(CN) – A grieving man who cussed out a police officer and paid a late-night visit to another officer’s home can sue police and a county attorney for allegedly arresting and strip-searching him without probable cause, the 10th Circuit ruled.
The federal appeals court in Denver rejected a motion to dismiss the civil rights claims of Daniel Stearns, who was arrested for disorderly conduct in the wake of traffic-stop argument during which Stearns said to an officer, “You’re probably the mother fucker that shot my dad.”
Stearns was in Winfield, Kansas, in 2006 to attend the funeral of his father, who had been shot by local police while committing a crime.
The night before he cussed out the officer, Stearns visited the home of another police officer just after midnight, knocking on the door and saying “later” when no one answered.
Officers arrested Stearns the next day on the orders of Cowley County Attorney Christopher Smith. Stearns was taken to jail, booked and released on bond, but not before he was strip-searched for weapons and contraband.
Stearns sued Smith, the arresting officers and several other officials for violating his Fourth Amendment rights.

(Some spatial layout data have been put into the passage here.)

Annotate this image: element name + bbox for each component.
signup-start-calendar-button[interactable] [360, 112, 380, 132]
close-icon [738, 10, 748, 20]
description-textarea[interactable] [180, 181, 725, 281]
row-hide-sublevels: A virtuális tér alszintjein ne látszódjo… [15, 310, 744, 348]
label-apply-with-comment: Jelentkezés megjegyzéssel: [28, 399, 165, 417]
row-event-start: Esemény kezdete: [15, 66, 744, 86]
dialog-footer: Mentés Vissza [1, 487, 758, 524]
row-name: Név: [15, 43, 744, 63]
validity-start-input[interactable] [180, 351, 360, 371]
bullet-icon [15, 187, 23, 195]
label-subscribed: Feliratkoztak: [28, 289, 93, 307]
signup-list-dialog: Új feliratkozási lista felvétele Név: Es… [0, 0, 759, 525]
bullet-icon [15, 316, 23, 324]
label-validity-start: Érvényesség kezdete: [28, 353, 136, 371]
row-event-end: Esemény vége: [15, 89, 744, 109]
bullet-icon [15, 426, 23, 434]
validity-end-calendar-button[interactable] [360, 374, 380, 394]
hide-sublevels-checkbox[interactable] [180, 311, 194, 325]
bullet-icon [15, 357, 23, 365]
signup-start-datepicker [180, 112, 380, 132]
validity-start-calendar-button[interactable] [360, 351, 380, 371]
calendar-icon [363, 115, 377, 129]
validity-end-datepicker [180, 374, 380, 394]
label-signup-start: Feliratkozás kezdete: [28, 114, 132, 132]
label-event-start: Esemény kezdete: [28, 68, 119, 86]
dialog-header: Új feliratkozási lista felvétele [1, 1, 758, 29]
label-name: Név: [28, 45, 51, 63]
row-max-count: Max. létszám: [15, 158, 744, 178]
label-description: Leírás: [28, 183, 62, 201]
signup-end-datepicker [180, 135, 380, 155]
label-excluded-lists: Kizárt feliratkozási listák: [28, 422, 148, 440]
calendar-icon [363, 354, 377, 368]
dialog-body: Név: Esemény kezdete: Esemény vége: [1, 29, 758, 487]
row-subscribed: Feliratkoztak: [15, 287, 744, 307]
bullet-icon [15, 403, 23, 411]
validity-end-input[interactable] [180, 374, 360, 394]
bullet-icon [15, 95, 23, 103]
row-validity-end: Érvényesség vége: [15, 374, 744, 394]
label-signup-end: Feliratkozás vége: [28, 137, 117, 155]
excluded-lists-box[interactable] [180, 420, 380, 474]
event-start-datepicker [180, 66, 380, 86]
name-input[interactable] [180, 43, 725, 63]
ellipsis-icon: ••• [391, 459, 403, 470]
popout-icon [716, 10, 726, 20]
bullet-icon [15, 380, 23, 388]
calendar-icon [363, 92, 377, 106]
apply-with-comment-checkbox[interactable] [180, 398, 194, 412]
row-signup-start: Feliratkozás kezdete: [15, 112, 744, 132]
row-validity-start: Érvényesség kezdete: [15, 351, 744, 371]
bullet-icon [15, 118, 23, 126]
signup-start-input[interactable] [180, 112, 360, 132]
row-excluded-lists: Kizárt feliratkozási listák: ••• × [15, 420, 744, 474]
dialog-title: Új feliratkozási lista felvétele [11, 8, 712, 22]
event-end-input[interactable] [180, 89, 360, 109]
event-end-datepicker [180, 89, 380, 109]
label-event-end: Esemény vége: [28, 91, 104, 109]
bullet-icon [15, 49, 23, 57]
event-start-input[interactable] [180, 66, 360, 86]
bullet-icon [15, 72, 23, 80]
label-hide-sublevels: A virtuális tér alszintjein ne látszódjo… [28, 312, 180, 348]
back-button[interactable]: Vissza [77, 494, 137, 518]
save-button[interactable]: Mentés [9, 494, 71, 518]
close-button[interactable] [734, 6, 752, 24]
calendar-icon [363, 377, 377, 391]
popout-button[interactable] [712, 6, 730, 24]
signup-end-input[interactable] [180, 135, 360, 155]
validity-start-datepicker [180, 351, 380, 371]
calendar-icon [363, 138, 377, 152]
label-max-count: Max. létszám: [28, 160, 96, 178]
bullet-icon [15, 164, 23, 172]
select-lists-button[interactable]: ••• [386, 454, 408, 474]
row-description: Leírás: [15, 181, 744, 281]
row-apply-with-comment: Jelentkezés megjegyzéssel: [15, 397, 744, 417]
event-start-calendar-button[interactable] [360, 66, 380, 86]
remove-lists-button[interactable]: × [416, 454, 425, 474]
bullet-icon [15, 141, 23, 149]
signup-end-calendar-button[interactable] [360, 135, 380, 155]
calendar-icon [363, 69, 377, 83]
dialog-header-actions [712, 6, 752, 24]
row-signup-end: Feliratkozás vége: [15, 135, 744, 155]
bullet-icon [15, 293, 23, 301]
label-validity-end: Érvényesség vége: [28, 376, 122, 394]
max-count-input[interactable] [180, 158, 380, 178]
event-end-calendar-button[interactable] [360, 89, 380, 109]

A district court granted qualified immunity to all defendants except Smith and three officers: two who arrested Stearns and one who searched him in jail.
Smith and the officers appealed, but the 10th Circuit primarily sided with the lower court. The panel determined that Stearns had been arrested without probable cause, and that the strip-search was unwarranted, because jailers never planned to put Stearns in the general population.
“At the time Mr. Smith ordered the arrest … it was well-settled that profanity, especially toward police officers, does not amount to a violation of the disorderly conduct statute unless it constitutes ‘fighting words,'” Judge Deanell Reece Tacha wrote.
Smith and the officers knew only that “Mr. Stearns’s father had been killed by local law enforcement officers and Mr. Stearns was upset with police,” Tacha added, and “these facts would not lead a reasonable person to conclude that probable cause existed to arrest Mr. Stearns for disorderly conduct.”
On the strip-search claim, Tacha said it’s “well-established” that a detainee “who is not placed in the general prison population cannot be strip searched if the searching officer does not at least have reasonable suspicion that the detainee possesses concealed weapons, drugs, or contraband.”
However, the three-judge panel reversed the lower court’s denial of qualified immunity to a police officer who merely assisted in the arrest.
“When one officer requests that another officer assist in executing an arrest, the assisting officer is not required to second-guess the requesting officer’s probable cause determination, nor is he required to independently determine that probable cause exists,” Tacha wrote.